With Reddi-Bacon, busy toaster owners could cook up to eight slices of bacon in 90 seconds. Each packet of Reddi-Bacon contained four strips of precooked meat between two sheets of foil, padded with absorbent paper. Simply popping the whole packet into a toaster slot yielded four sizzling strips, all without expending effort or dirtying a pan. The Hartford Courant called it “instant bacon,” because 90 seconds was as instant as it got in 1964.
Alan B. Lane, assignor to Reddi-Bacon, Inc., submitted a patent for the product’s innovative packaging in 1965, which the U.S. Patent Office approved four years later. Unfortunately, the residual fat in Reddi-Bacon’s precooked strips proved problematic. Even the slightest tear in the packaging posed a threat, as grease could drip down into the toaster, destroying it or starting a fire.
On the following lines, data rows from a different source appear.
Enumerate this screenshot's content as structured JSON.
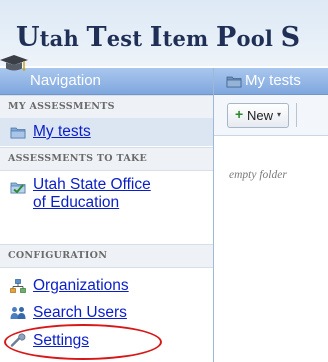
{
  "app": {
    "title_parts": [
      "U",
      "tah ",
      "T",
      "est ",
      "I",
      "tem ",
      "P",
      "ool ",
      "S"
    ]
  },
  "icons": {
    "cap": "graduation-cap-icon",
    "folder": "folder-icon",
    "state": "state-folder-icon",
    "organizations": "organization-tree-icon",
    "users": "users-icon",
    "settings": "wrench-icon"
  },
  "navigation": {
    "header": "Navigation",
    "sections": [
      {
        "label": "MY ASSESSMENTS"
      },
      {
        "label": "ASSESSMENTS TO TAKE"
      },
      {
        "label": "CONFIGURATION"
      }
    ],
    "items": {
      "my_tests": "My tests",
      "utah_line1": "Utah State Office",
      "utah_line2": "of Education",
      "organizations": "Organizations",
      "search_users": "Search Users",
      "settings": "Settings"
    }
  },
  "main": {
    "tab_title": "My tests",
    "toolbar": {
      "new_plus": "+",
      "new_label": "New",
      "new_caret": "▾"
    },
    "empty_message": "empty folder"
  },
  "colors": {
    "link": "#0a1ec8",
    "header_gradient_top": "#a9c7ee",
    "header_gradient_bottom": "#7fa7de",
    "highlight": "#d81818"
  }
}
Reddi-Bacon scrapped the idea and pulled product shortly after, laying their instant bacon to rest in the graveyard of failed foods from the mid-20th century.
But Reddi-Bacon wasn’t as off the mark as one might think. What its creators didn’t realize was that they needed a new tool, not a new bacon. With the invention of the microwave, any piece of bacon became almost-ready bacon. And, hey, Reddi-Wip is still around to top it off with.
Need to Know
Even though Reddi-Bacon is extinct, you can recreate it by cooking a piece of bacon, blotting out all the grease, letting it cool, and then reheating it in a toaster. Remember, dripping bacon grease is as unsafe now as it was then.